Storing Your Property Without Government Interest

Ever feel like the garage is just too full?  Since most California homes don’t have basements, a garage or an outdoor storage shed often becomes a homeowner’s storage facility.

But when the garage gets too full, it just might be time to look into a self-storage unit.

And apartment dwellers find that a self-storage unit might be just the thing if they’ve downsized their living space.

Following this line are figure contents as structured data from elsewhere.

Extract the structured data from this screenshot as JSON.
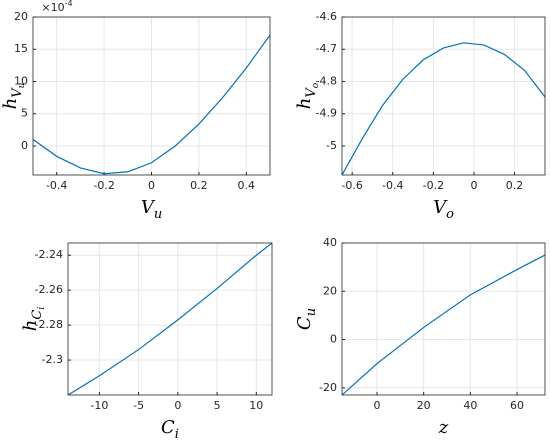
{
  "chart_data": [
    {
      "type": "line",
      "x": [
        -0.5,
        -0.4,
        -0.3,
        -0.2,
        -0.1,
        0,
        0.1,
        0.2,
        0.3,
        0.4,
        0.5
      ],
      "values": [
        1.0,
        -1.6,
        -3.4,
        -4.3,
        -4.0,
        -2.6,
        0,
        3.4,
        7.5,
        12.1,
        17.2
      ],
      "color": "#0072bd",
      "xlim": [
        -0.5,
        0.5
      ],
      "ylim": [
        -4.5,
        20
      ],
      "xticks": [
        -0.4,
        -0.2,
        0,
        0.2,
        0.4
      ],
      "yticks": [
        0,
        5,
        10,
        15,
        20
      ],
      "grid": true,
      "xlabel": {
        "base": "V",
        "sub": "u"
      },
      "ylabel": {
        "base": "h",
        "sub": "V",
        "subsub": "u"
      },
      "exponent_label": {
        "base": "×10",
        "sup": "-4"
      }
    },
    {
      "type": "line",
      "x": [
        -0.65,
        -0.55,
        -0.45,
        -0.35,
        -0.25,
        -0.15,
        -0.05,
        0.05,
        0.15,
        0.25,
        0.35
      ],
      "values": [
        -5.09,
        -4.977,
        -4.874,
        -4.793,
        -4.733,
        -4.696,
        -4.68,
        -4.687,
        -4.716,
        -4.766,
        -4.848
      ],
      "color": "#0072bd",
      "xlim": [
        -0.65,
        0.35
      ],
      "ylim": [
        -5.09,
        -4.6
      ],
      "xticks": [
        -0.6,
        -0.4,
        -0.2,
        0,
        0.2
      ],
      "yticks": [
        -5,
        -4.9,
        -4.8,
        -4.7,
        -4.6
      ],
      "grid": true,
      "xlabel": {
        "base": "V",
        "sub": "o"
      },
      "ylabel": {
        "base": "h",
        "sub": "V",
        "subsub": "o"
      }
    },
    {
      "type": "line",
      "x": [
        -14,
        -10,
        -5,
        0,
        5,
        10,
        12
      ],
      "values": [
        -2.32,
        -2.309,
        -2.294,
        -2.277,
        -2.259,
        -2.24,
        -2.233
      ],
      "color": "#0072bd",
      "xlim": [
        -14,
        12
      ],
      "ylim": [
        -2.32,
        -2.233
      ],
      "xticks": [
        -10,
        -5,
        0,
        5,
        10
      ],
      "yticks": [
        -2.3,
        -2.28,
        -2.26,
        -2.24
      ],
      "grid": true,
      "xlabel": {
        "base": "C",
        "sub": "i"
      },
      "ylabel": {
        "base": "h",
        "sub": "C",
        "subsub": "i"
      }
    },
    {
      "type": "line",
      "x": [
        -15,
        0,
        20,
        40,
        60,
        72
      ],
      "values": [
        -23,
        -10,
        5,
        18.5,
        29,
        35
      ],
      "color": "#0072bd",
      "xlim": [
        -15,
        72
      ],
      "ylim": [
        -23,
        40
      ],
      "xticks": [
        0,
        20,
        40,
        60
      ],
      "yticks": [
        -20,
        0,
        20,
        40
      ],
      "grid": true,
      "xlabel": {
        "base": "z"
      },
      "ylabel": {
        "base": "C",
        "sub": "u"
      }
    }
  ]
}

As with many other aspects of California living, California has a law that governs (in part) the use of self-storage facilities.  This law is known as the California Self-Service Storage Facility Act and is found at the California Business and Professions Code section 21700.  This Act doesn’t govern all aspects of self-storage unit rentals.  Instead, a key focus of the act is to provide for liens to ensure that renters pay their storage fees.  If they don’t, then the owner of the storage facility is entitled to place a “lien” on the personal property being stored at the facility.  The facility owner can even “lock out” a renter, and if the fees aren’t paid, then the stored property can be sold at public sale and the sales proceeds can be used to pay the overdue storage fees.

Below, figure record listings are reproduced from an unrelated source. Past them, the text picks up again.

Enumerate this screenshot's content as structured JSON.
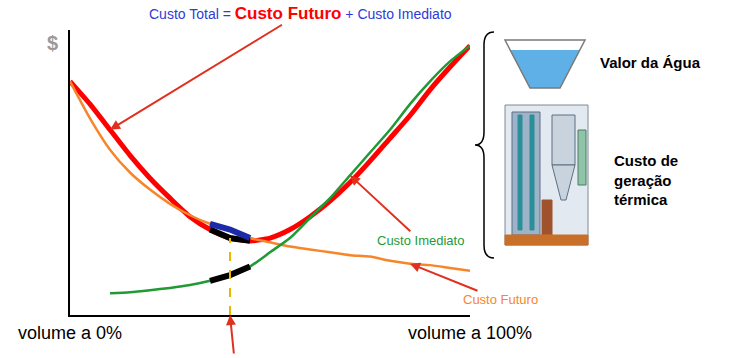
{
  "chart_data": {
    "type": "line",
    "title": "Custo Total = Custo Futuro + Custo Imediato",
    "ylabel": "$",
    "x": [
      0,
      5,
      10,
      15,
      20,
      25,
      30,
      35,
      40,
      45,
      50,
      55,
      60,
      65,
      70,
      75,
      80,
      85,
      90,
      95,
      100
    ],
    "series": [
      {
        "name": "Custo Total",
        "color": "#ff0000",
        "values": [
          82,
          74,
          65,
          56,
          48,
          41,
          34.5,
          30,
          27,
          26,
          27,
          30,
          34.5,
          40,
          46.5,
          54,
          62,
          70,
          79,
          87,
          94.5
        ]
      },
      {
        "name": "Custo Futuro",
        "color": "#f7862b",
        "values": [
          82,
          69,
          58,
          50,
          44,
          39,
          35,
          32,
          30,
          27,
          25.5,
          24,
          23,
          22,
          21,
          20.5,
          19,
          18,
          17.5,
          16.5,
          15.5
        ]
      },
      {
        "name": "Custo Imediato",
        "color": "#1f9a35",
        "values": [
          null,
          null,
          7.6,
          8,
          8.7,
          9.5,
          10.5,
          12,
          14,
          17,
          22,
          27,
          34,
          41,
          49,
          57,
          65,
          74,
          82,
          89,
          94.5
        ]
      }
    ],
    "optimum": 40,
    "xlim": [
      0,
      100
    ],
    "xticks": [
      {
        "value": 0,
        "label": "volume a 0%"
      },
      {
        "value": 100,
        "label": "volume a 100%"
      }
    ],
    "ylim": [
      0,
      100
    ],
    "tick_labels": "x",
    "grid": false
  },
  "side_panel": {
    "labels": [
      "Valor da Água",
      "Custo de geração térmica"
    ]
  }
}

So what happens if a renter gets behind on their monthly storage fees and the facility owner locks the renter out?  Can the facility owner require that the renter pay the back fees before the renter can retrieve their belongings?  The answer is “yes.”  What’s more, the facility owner can continue charging monthly rental fees and late fees as provided by the lease while the renter is locked out, and if the renter doesn’t pay these additional fees, then the facility owner can continue to lock out the renter.

This principle has been considered by a California Court of Appeal. In this case, the renter got behind on her monthly payments, and the facility owner sent her a notice stating that she owed $124.75 in back rent plus $45 in late fees (at $15 per month).  The notice further stated that if the past due amounts weren’t promptly paid, then the renter’s right to use the space would end, the renter would lose access rights to the space, and the owner would impose a lien on the renter’s property. The notice further stated that the amount due would continue to increase as provided by the lease agreement until paid in full.

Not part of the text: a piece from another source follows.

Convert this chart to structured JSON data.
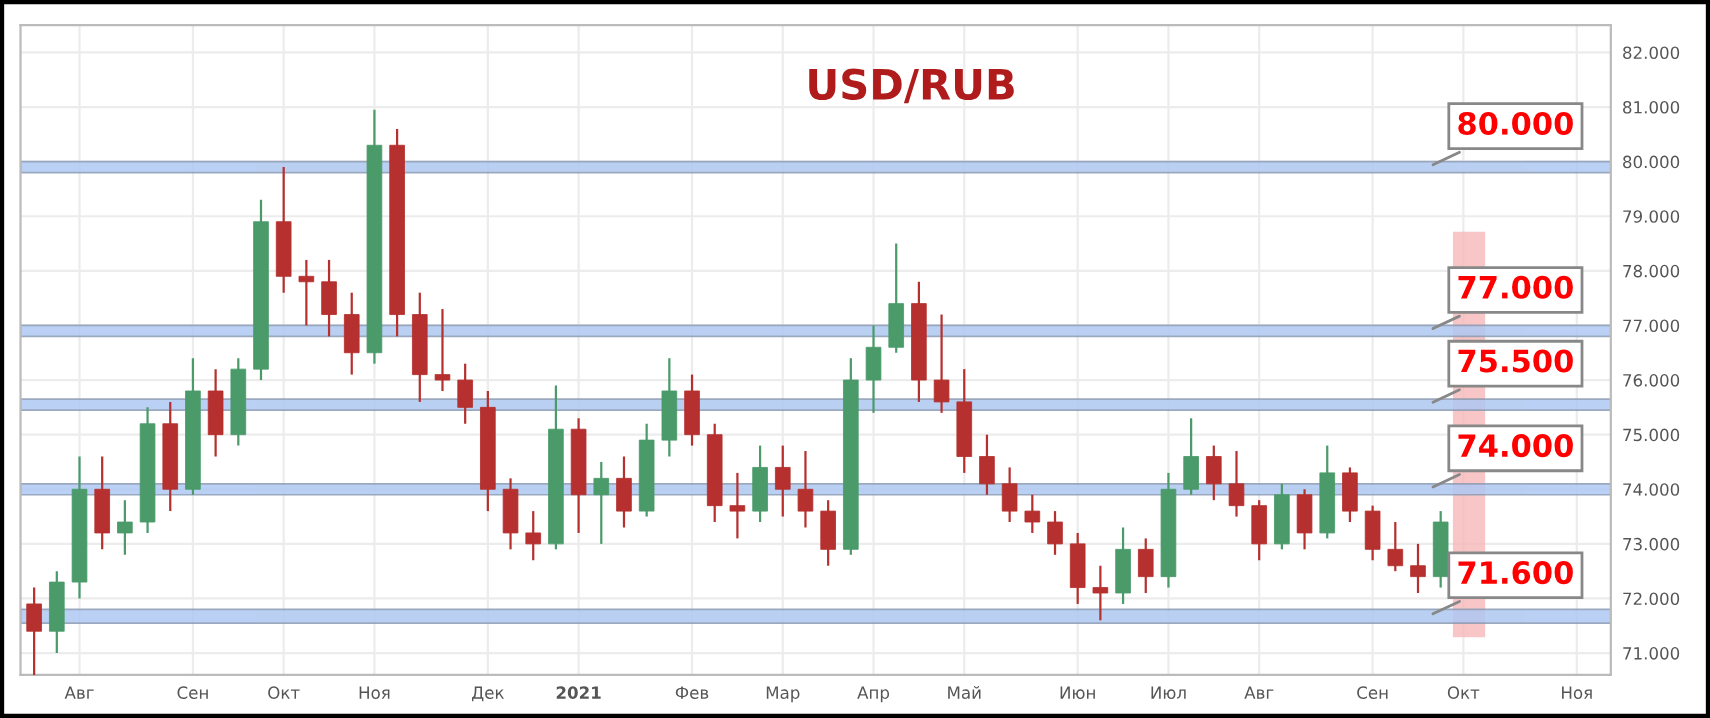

The renter eventually paid the facility owner $500, which was more than the amount demanded.  But by the time this $500 was paid, additional charges had accrued.  As a result, the renter still was still behind even after paying the $500.  Ultimately, the owner claimed that the fees due were $1,282.00.  Instead of paying the fees, the renter filed a lawsuit.

At trial, the renter lost and the renter filed an appeal.  On appeal, the Court of Appeal found that nothing in the California Self-Service Storage Facility Act prevented monthly rental fees and late charges from accruing even while the renter was denied access to her space.  As a result, the renter also lost on appeal.  This case is reported as Vitug v. Alameda Point Storage, Inc. (2010) 187 Cal. App. 4th 407.